Document Classification

Document classification is a default operation that enables you to classify a document into one of your defined content models.

To configure classification:

  • Use the Add classification button to add candidate content models.
  • For each classification, specify:
    • The content model
    • The default operation used for data extraction

When the Document Agent is part of an Orchestrator Agent, it will automatically classify documents attached to the case.
Once classified, the agent runs the Extract data operation to retrieve structured content and attaches the result as metadata on the content item.

You can configure which extraction logic to use via the Extract data option. A built-in operation called Data extraction is provided, but custom operations are also supported.

Operations

Operations executed by the Document Agent follow the same structure described in the operations concept.
The input type is always a Content item.

2025.2.x+

In the Content transformation tab the way content of content items can be configured specifically. For example, certain LLM's don't support attaching certain document types directly. In these situations, the content can be passed by transforming it to Markdown or an image. If so, the markdown or image and according prompt will be added automatically to the user prompt.

2025.1.x+

In versions 2025.1.x, the user prompt is not automatically changed. Instead, the content of the content item is parsed to a markdown and can be accessed with ${text}.

Output Types

In addition to the default output type, the following output types are supported:

  • Data based on associated form:
    This uses the content type of the input item to find a linked form for the Create action.
    That form is parsed (on a best-effort basis) and used as the output schema for the operation.

Multi-document Support

Operations can be invoked with multiple documents in a single request. In this case, all documents are processed together by the LLM, and the output is returned once, as a combined or shared result.

Data Extraction

The default Data extraction operation can be used to retrieve structured data from a classified document, but it is optional.
You may also define custom operations that return structured outputs, these allow you to decouple the extraction schema from the associated form.

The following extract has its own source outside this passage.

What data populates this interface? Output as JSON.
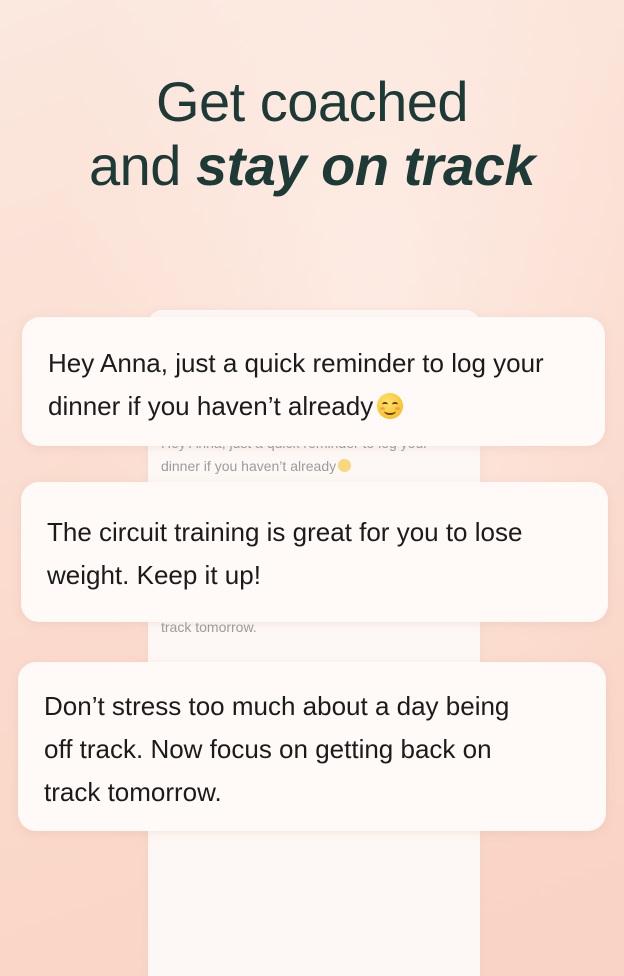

Flowable provides a default prompt for the Data extraction operation.
This prompt can be customized using either a Simple prompt or a Prompt template, giving you control over how data is extracted from the document.

Supported File Types

The Document Agent supports the following MIME types for conversion to text, which can then be classification and used for data extraction:

  • Email files (message/rfc822, application/vnd.ms-outlook)
  • Plain text files (text/plain)
  • Markdown files (text/markdown)
  • Microsoft Word documents (application/vnd.openxmlformats-officedocument.wordprocessingml.document)
  • Microsoft Excel spreadsheets (application/vnd.openxmlformats-officedocument.spreadsheetml.sheet)
  • Microsoft PowerPoint presentations (application/vnd.openxmlformats-officedocument.presentationml.presentation)
  • PDF (application/pdf)

Different LLMs have varying levels of native support for document types. While some models can process PDFs, Word documents, or spreadsheets directly, others may have limitations or lack built-in support for certain formats.

Some LLMs deliver very good results—or even better performance when documents are converted to images before processing. This approach can be particularly effective for documents with complex layouts, tables, or visual elements, as vision-capable models can interpret the document holistically rather than relying solely on extracted text.

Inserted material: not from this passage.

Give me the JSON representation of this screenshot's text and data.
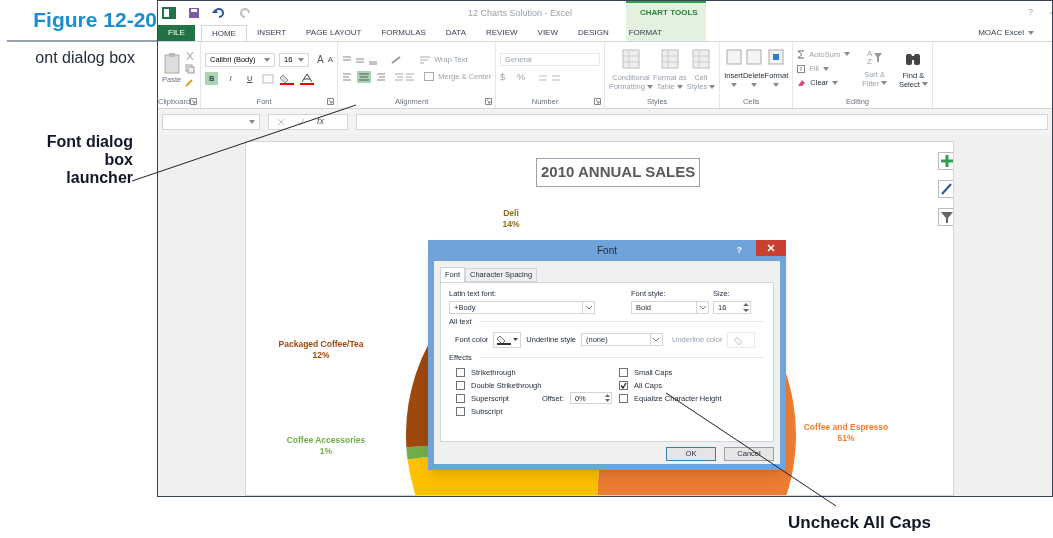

Most LLMs have excellent support for markdown format. Converting documents to markdown often provides clean, well-structured text that models can easily understand and work with, making it a reliable choice for text-heavy documents.

Flowable allows you to configure how documents are transformed before being sent to the LLM through the Content transformation tab. This gives you control over the conversion strategy based on your document types and the capabilities of your chosen LLM, ensuring optimal results for your specific use case.

Content transformation

Summary

  • The Document Agent classifies documents and extracts structured data from Content items.
  • Multiple files can be processed in one request.
  • Common file types like emails, text, and Office documents are supported.
  • Often used alongside the Orchestrator Agent in case workflows.